John had been so certain Andrew Card had been part of the Coven, especially when it turned out that he'd lied about being on the police force. Had the Coven turned on one of its own? If this was the case, what had Card done to incur their wrath?

And even more, why had they left him here? This was clearly a room used by the Coven for some terrible purpose, but the House of the Seven Gables
was
a major tourist attraction. Wouldn't someone notice the stench of a rotting body? But if that was true, why hadn't they noticed already? John could feel the wind coming up the staircase from the cellar, rising like smoke in a chimney, and he thought maybe a natural draft took the air outside through some kind of vent.
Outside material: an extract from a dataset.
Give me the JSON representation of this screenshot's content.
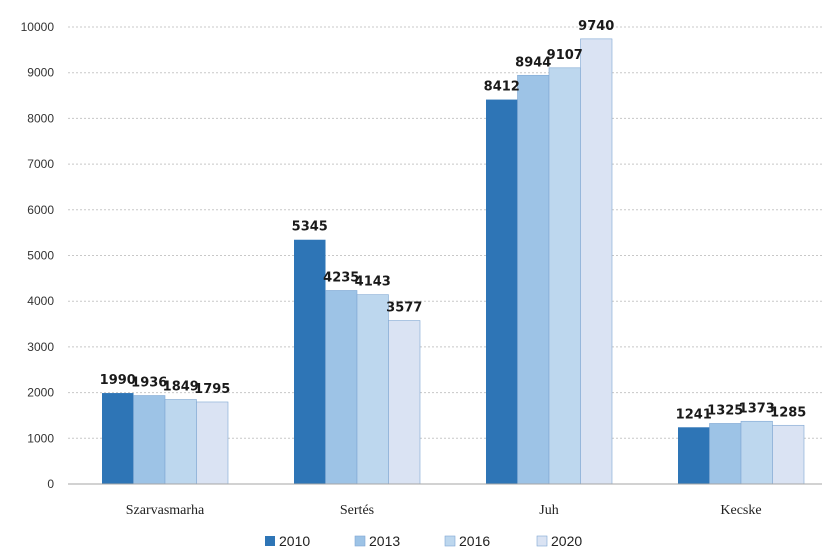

He thought for a moment about going through Card's pockets to see what he might find, but he couldn't bring himself to do it. Card's skin was already a horrible shade of green, and it looked like it was starting to slough off his body. Besides, John guessed that whoever had committed such a savage murder must have taken care to empty Card's pockets.

After another moment of indecision, he backed out of the room, pushed the door closed, turned his cell phone flashlight app back on, and made his way quickly down to the cellar where he closed the hidden door in the bricks. Making his way back across the cellar, he climbed the steps to the kitchen and then paused to listen for sounds that would indicate that a second tour group was someplace nearby.